Does an Operating System inject its own machine code when you open a program?

Question Detail: 

I'm studying CPU's and I know how it reads a program from the memory and execute its instructions. I also understand that an OS separates programs in processes, and then alternate between each one so fast that you think that they're running at the same time, but in fact each program runs alone in the CPU. But, if the OS is also a bunch of code running in the CPU, how can it manage the processes?

I've been thinking and the only explanation I could think is: when the OS loads a program from the external memory to RAM, it adds its own instructions in the middle of the original program instructions, so then the program is executed, the program can call the OS and do some things. I believe there's an instruction that the OS will add to the program, that will allow the CPU to return to the OS code some time. And also, I believe that when the OS loads a program, it checks if there's some prohibted instructions (that would jump to forbidden adresses in the memory) and eliminates then.

Am I thinking rigth? I'm not a CS student, but in fact, a math student. If possible, I would want a good book about this, because I did not find anyone that explains how the OS can manage a process if the OS is also a bunch of code running in the CPU, and it can't run at the same time of the program. The books only tell that the OS can manage things, but now how.

Asked By : Revering Sumoda

Best Answer from StackOverflow

Question Source : http://cs.stackexchange.com/questions/28200

Answered By : David Richerby

No. The operating system does not mess around with the program's code injecting new code into it. That would have a number of disadvantages.

1. It would be time-consuming, as the OS would have to scan through the entire executable making its changes. Normally, part of the executable are only loaded as needed. Also, inserting is expensive as you have to move a load of stuff out of the way.
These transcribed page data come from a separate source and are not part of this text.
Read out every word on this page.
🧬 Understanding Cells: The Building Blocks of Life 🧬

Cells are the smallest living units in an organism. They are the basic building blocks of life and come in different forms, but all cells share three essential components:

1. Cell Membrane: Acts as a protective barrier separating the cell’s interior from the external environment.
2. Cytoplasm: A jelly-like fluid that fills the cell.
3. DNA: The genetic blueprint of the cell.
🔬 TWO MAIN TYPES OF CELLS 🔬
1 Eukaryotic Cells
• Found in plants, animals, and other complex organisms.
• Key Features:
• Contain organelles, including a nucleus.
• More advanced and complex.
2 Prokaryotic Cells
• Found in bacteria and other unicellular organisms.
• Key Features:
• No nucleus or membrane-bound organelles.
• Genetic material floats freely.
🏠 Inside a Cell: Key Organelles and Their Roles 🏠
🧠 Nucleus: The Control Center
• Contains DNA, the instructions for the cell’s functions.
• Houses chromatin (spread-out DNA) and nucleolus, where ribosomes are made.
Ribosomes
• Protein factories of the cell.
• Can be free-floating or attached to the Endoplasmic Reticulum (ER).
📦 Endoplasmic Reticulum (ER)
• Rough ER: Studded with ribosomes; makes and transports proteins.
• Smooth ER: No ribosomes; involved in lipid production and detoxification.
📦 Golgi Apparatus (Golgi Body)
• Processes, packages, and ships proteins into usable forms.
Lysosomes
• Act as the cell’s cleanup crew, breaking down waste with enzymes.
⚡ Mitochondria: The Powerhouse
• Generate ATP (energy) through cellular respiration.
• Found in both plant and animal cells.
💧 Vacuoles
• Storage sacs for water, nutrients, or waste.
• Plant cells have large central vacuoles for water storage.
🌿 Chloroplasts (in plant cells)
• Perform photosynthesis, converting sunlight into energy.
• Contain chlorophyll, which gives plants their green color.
2. Because of the undecidability of the halting problem, it's impossible to know where to insert your "Jump back to the OS" instructions. For example, if the code includes something like while (true) {i++;}, you definitely need to insert a hook inside that loop but the condition on the loop (true, here) could be arbitrarily complicated so you can't decide how long it loops for. On the other hand, it would be very inefficient to insert hooks into every loop: for example, jumping back out to the OS during for (i=0; i<3; i++) {j=j+i;} would slow down the process a lot. And, for the same reason, you can't detect short loops to leave them alone.

3. Because of the undecidability of the halting problem, it's impossible to know if the code injections changed the meaning of the program. For example, suppose you use function pointers in your C program. Injecting new code would move the locations of the functions so, when you called one through the pointer, you'd jump to the wrong place. If the programmer was sick enough to use computed jumps, those would fail, too.

4. It would play merry hell with any anti-virus system, since it would change virus code, too and muck up all your checksums.

You could get around the halting-problem problem by simulating the code and inserting hooks in any loop that executes more than a certain fixed number of times. However, that would require extremely expensive simulation of the whole program before it was allowed to execute.

Actually, if you wanted to inject code, the compiler would be the natural place to do it. That way, you'd only have to do it once but it still wouldn't work for the second and third reasons given above. (And somebody could write a compiler that didn't play along.)

There are three main ways that the OS regains control from processes.

1. In co-operative (or non-preemptive) systems, there's a yield function that a process can call to give control back to the OS. Of course, if that's your only mechanism, you're reliant on the processes behaving nicely and a process that doesn't yield will hog the CPU until it terminates.

2. To avoid that problem, a timer interrupt is used. CPUs allow the OS to register callbacks for all the different types of interrupts that the CPU implements. The OS uses this mechanism to register a callback for a timer interrupt that is fired periodically, which allows it to execute its own code.

3. Every time a process tries to read from a file or interact with the hardware in any other way, it's asking the OS to do work for it. When the OS is asked to do something by a process, it can decide to put that process on hold and start running a different one. This might sound a bit Machiavellian but it's the right thing to do: disk I/O is slow so you may as well let process B run while process A is waiting for the spinning lumps of metal to move to the right place. Network I/O is even slower. Keyboard I/O is glacial because people are not gigahertz beings.